Thursday, April 15, 2010

Hand me downs

I’ve mentioned before that I now own…

1. One of my Father’s .22 rifles
2. One of my Father’s 30.06 rifles
3. One of my GrandFather’s .22 pistols
4. One of my GrandFather’s .22 rifles(the one that saved my life)
5. My GrandMother’s shotgun

This is a short story of my GrandMother’s H & R Topper model 88 .410 break-action single-shot.

While having both a washer and a dyer, GrandMother preferred to hang clothes out to dry on a line in the back yard. She constantly complained about rattlesnakes basking in the sun, which just so happened to coincide with her placement of the clothes line.

GrandMother wasn’t inclined to complain about something trivial and GrandFather wasn’t inclined to quietly listen to ANYONE complain about anything. Complaining to GrandFather was the proverbial double-edged sword. If you were stupid enough to verbalize your trivial displeasures to him, He would solve your problem in less time than it takes most people to spit. Exhausting all efforts before you went to GrandFather was a good idea.

Blah blah blah. Then some more blah blah blah. Not that GrandFather was rude or felt Himself superior, but if you aired some perceived problem in his presence, He took it upon himself to remedy the situation toot sweet. That was his nature.

GrandFather went and bought GrandMother the shotgun and told her to “sweep the area” before hanging the clothes up.

GrandMother would carry the basket out to the yard with one hand pinching it against her hip and holding the shotgun in the other.

She would then pour herself a glass of white wine and watch over the clothes line with the shotgun crossing her lap. Any rattlers killed would soon find themselves filleted, lightly seasoned and onto one of “the good platters” on the dinner table.

Some people grow up in an urban environment and I fully understand that. I even acknowledge that it has its benefits. Living inside town brings convenience. It’s so much easier to go shopping than keep a garden and hunt. It’s so much easier to drop the kids off at school rather than home-school on the fly when you’re snowed in and the scrapers don’t come for days. It’s so much easier to talk about the weather with a thousand acquaintances then have 3 rock solid neighbors that band together for any and all causes.
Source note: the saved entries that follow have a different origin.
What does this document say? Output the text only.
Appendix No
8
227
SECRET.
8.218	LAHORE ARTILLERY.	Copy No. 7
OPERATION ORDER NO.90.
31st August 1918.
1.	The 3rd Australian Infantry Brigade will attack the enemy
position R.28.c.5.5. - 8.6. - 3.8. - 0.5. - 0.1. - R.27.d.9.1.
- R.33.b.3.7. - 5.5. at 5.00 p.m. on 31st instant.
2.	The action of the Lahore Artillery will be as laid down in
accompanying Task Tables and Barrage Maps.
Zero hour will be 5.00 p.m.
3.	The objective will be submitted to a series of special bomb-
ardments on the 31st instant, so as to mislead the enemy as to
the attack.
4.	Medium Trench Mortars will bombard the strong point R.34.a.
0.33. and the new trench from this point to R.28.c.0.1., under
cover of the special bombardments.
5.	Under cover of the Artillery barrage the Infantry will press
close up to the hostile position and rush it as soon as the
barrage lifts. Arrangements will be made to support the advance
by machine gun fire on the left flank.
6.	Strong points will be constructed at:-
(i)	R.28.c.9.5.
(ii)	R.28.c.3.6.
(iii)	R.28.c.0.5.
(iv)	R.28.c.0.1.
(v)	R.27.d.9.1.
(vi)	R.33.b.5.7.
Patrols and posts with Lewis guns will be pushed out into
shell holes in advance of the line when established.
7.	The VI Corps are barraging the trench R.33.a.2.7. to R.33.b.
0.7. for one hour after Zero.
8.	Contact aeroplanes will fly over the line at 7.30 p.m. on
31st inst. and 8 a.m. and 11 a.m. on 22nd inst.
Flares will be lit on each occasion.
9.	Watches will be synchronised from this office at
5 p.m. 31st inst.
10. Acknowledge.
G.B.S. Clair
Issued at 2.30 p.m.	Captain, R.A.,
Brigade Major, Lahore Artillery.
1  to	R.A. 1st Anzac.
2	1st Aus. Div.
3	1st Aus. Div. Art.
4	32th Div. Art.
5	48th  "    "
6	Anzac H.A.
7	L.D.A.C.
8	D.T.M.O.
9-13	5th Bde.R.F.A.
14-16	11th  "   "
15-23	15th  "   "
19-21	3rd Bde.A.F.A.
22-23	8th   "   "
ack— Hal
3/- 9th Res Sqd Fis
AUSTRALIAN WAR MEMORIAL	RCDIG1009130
GrandFather didn’t call animal control, he was animal control.
GrandFather didn’t complain to the D.O.T about potholes in his road, He filled them.
GrandMother didn’t squeeze melons in aisle #3 at Safeway, She squeezed melons in row #4 of her garden next to the windmill.
When I got stuck in the dark five miles from camp on the side of a mountain because the Honda CRX Enduro had a busted headlight, GrandFather didn’t call the police, He tracked me down(to this day I don’t know how he knew where I went; I can only guess He followed my tire treads through the sage brush) and strapped a flashlight to the handlebars and told me to hustle.

In today’s hectic world, the benefits of specialization has it’s place. I don’t need to grow my own food. I don’t need to hunt. I don’t need to tune up my own car. I don’t need to do anything outside of my job and whip out the checkbook once a month.
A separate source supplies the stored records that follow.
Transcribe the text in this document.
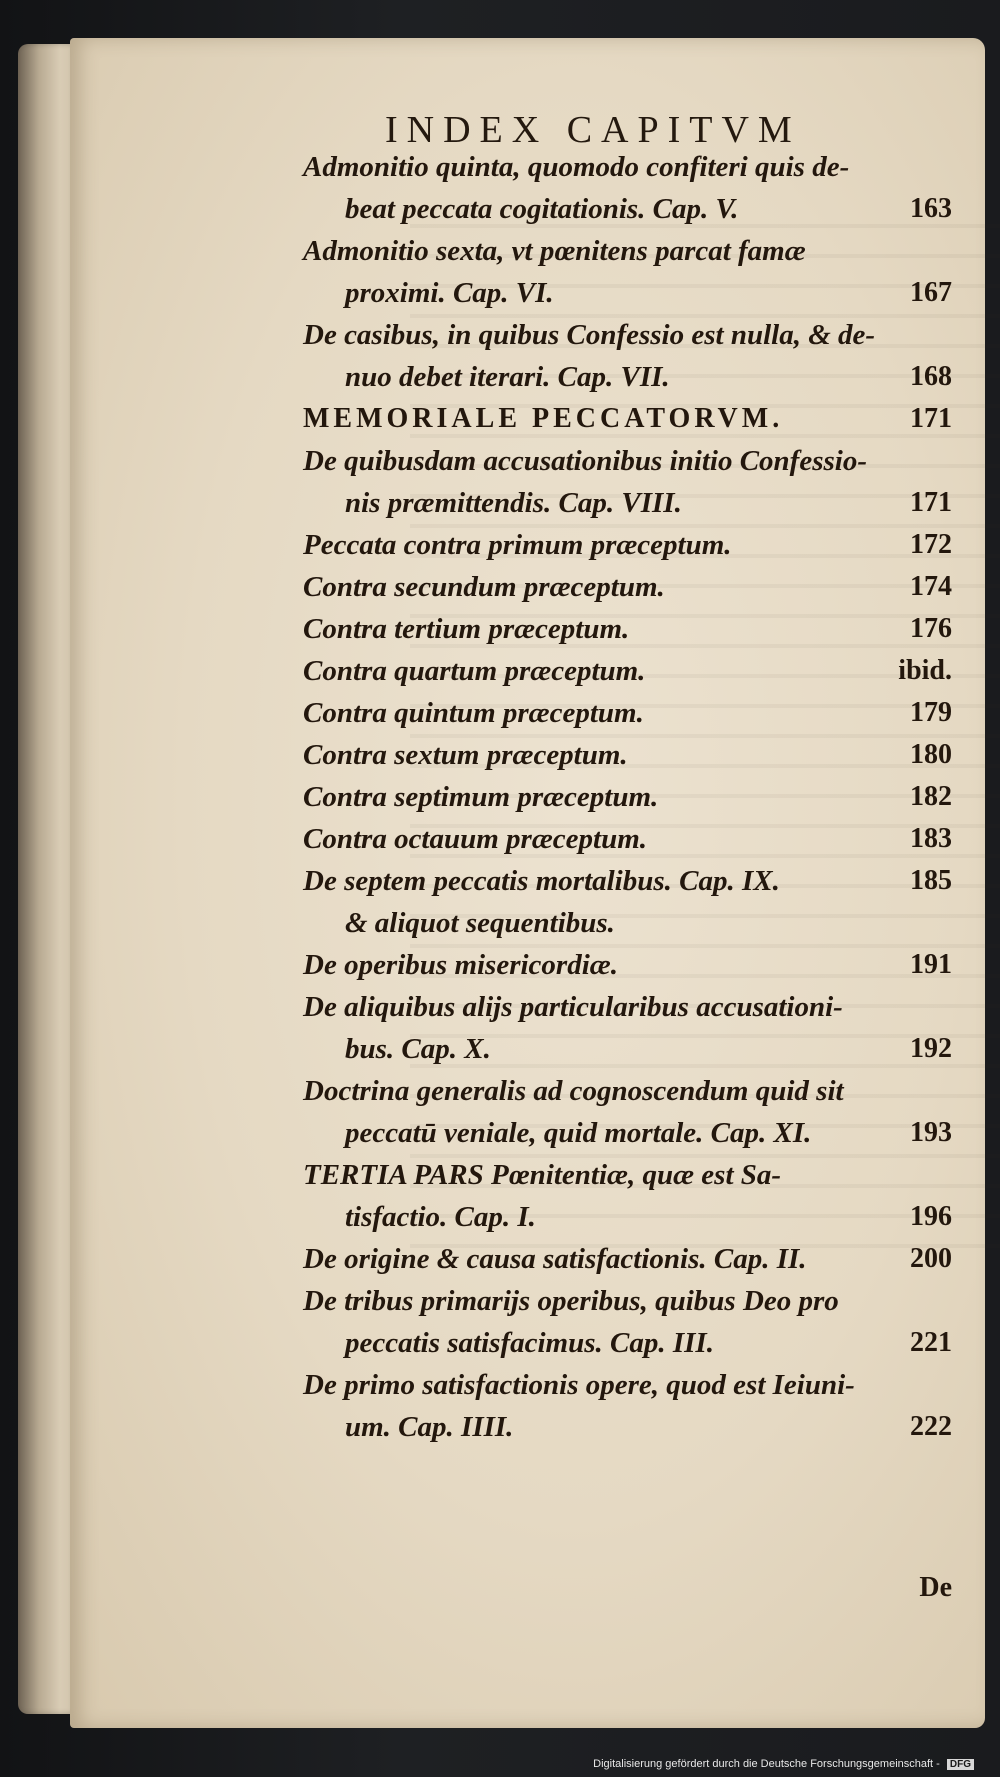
INDEX CAPITVM
Admonitio quinta, quomodo confiteri quis de-
beat peccata cogitationis. Cap. V.	163
Admonitio sexta, vt pœnitens parcat famæ
proximi. Cap. VI.	167
De casibus, in quibus Confessio est nulla, & de-
nuo debet iterari. Cap. VII.	168
MEMORIALE PECCATORVM.	171
De quibusdam accusationibus initio Confessio-
nis præmittendis. Cap. VIII.	171
Peccata contra primum præceptum.	172
Contra secundum præceptum.	174
Contra tertium præceptum.	176
Contra quartum præceptum.	ibid.
Contra quintum præceptum.	179
Contra sextum præceptum.	180
Contra septimum præceptum.	182
Contra octauum præceptum.	183
De septem peccatis mortalibus. Cap. IX.	185
& aliquot sequentibus.
De operibus misericordiæ.	191
De aliquibus alijs particularibus accusationi-
bus. Cap. X.	192
Doctrina generalis ad cognoscendum quid sit
peccatū veniale, quid mortale. Cap. XI.	193
TERTIA PARS Pœnitentiæ, quæ est Sa-
tisfactio. Cap. I.	196
De origine & causa satisfactionis. Cap. II.	200
De tribus primarijs operibus, quibus Deo pro
peccatis satisfacimus. Cap. III.	221
De primo satisfactionis opere, quod est Ieiuni-
um. Cap. IIII.	222
De
Digitalisierung gefördert durch die Deutsche Forschungsgemeinschaft - DFG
Every generation enters a world a tad bit more comfortable than the one experienced by our elders. Everything newly placed at your finger tips eats a small hole in your backbone.

I don’t need to hang stuff out on the clothes line, but I do.


Unorganized Militia Gear

3 comments:

Weer'd Beard said...

Wow, another great story as usual, thanks for it, Kave!

Hey, hanging clothes on the line saves gas, and therefore saves money. Plus they smell nicer that way!

I'm not green, I'm CHEAP!

BTW are rattlers good eatin'?

kaveman said...

"BTW are rattlers good eatin'?"

Very tasty. Flavor is a cross between chicken and duck meat. Rattlers have a high oil content like ducks so when cooked properly, it's quite moist. Plus the anatomy of snakes make for a natural even fillet.

Dixie said...

The only problem is that to save the meat, you need to *not* blast the snake that badly. Which isn't exactly high on the list, most times I see a rattler.

WV: mecodyla-- the only Florida animal not known for its meat.